To respond to these questions, we have undertaken a broad range of studies and investigations. We have visited the riot cities; we have heard many witnesses; we have sought the counsel of experts across the country.
This is our basic conclusion: Our nation is moving toward two societies, one black, one white—separate and unequal.
Reaction to last summer’s disorders has quickened the movement and deepened the division. Discrimination and segregation have long permeated much of American life; they now threaten the future of every American.
This deepening racial division is not inevitable. The movement apart can be reversed. Choice is still possible. Our principal task is to define that choice and to press for a national resolution.
To pursue our present course will involve the continuing polarization of the American community and, ultimately, the destruction of basic democratic values.
The alternative is not blind repression or capitulation to lawlessness.

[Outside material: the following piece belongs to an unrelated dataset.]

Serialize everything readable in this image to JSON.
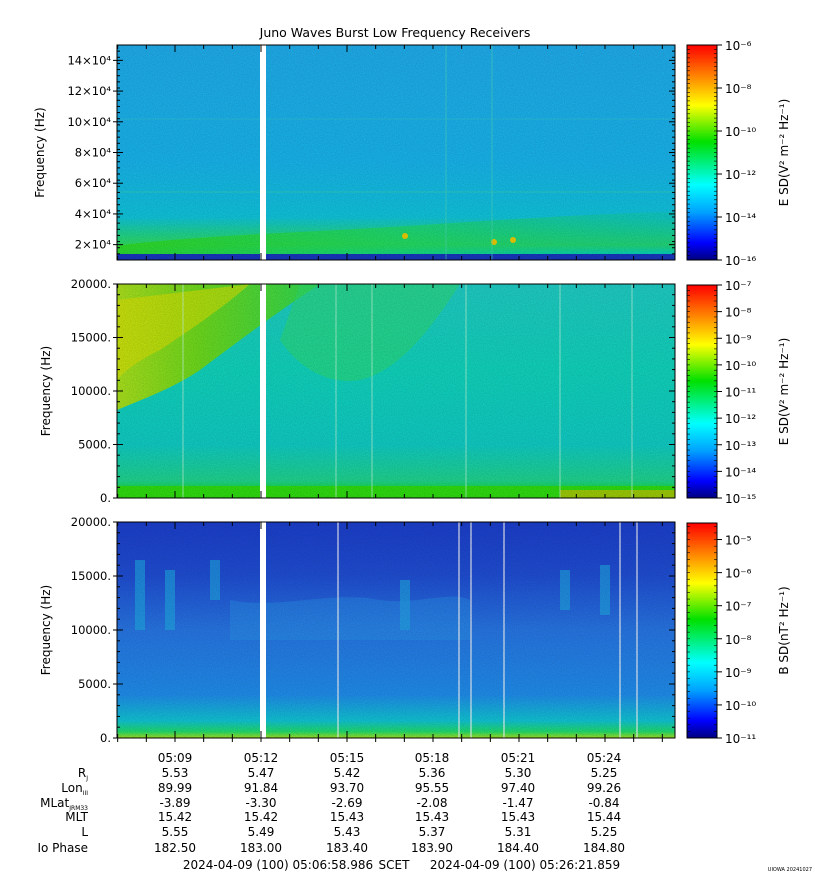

It is the realization of common opportunities for all within a single society.
This alternative will require a commitment to national action—compassionate, massive and sustained, backed by the resources of the most powerful and the richest nation on this earth. From every American it will require new attitudes, new understanding, and, above all, new will.
The vital needs of the nation must be met; hard choices must be made, and, if necessary, new taxes enacted.
Violence cannot build a better society. Disruption and disorder nourish repression, not justice. They strike at the freedom of every citizen. The community cannot—it will not—tolerate coercion and mob rule.
Violence and destruction must be ended—in the streets of the ghetto1 and in the lives of people.
Segregation and poverty have created in the racial ghetto a destructive environment totally unknown to most white Americans.
What white Americans have never fully understood—but what the Negro can never forget—is that white society is deeply implicated in the ghetto. White institutions created it, white institutions maintain, and white society condones it.
It is time now to turn with all the purpose at our command to the major unfinished business of this nation. It is time to adopt strategies for action that will produce quick and visible progress. It is time to make good the promises of American democracy to all citizens—urban and rural, white and black, Spanish-surname, American Indian, and every minority group.
Our recommendations embrace three basic principles:
To mount programs on a scale equal to the dimension of the problems;
To aim these programs for high impact in the immediate future in order to close the gap between promise and performance;
To undertake new initiatives and experiments that can change the system of failure and frustration that now dominates the ghetto and weakens our society.
These programs will require unprecedented levels of funding and performance, but they neither probe deeper nor demand more than the problems which called them forth. There can be no higher priority for national action and no higher claim on the nation’s conscience.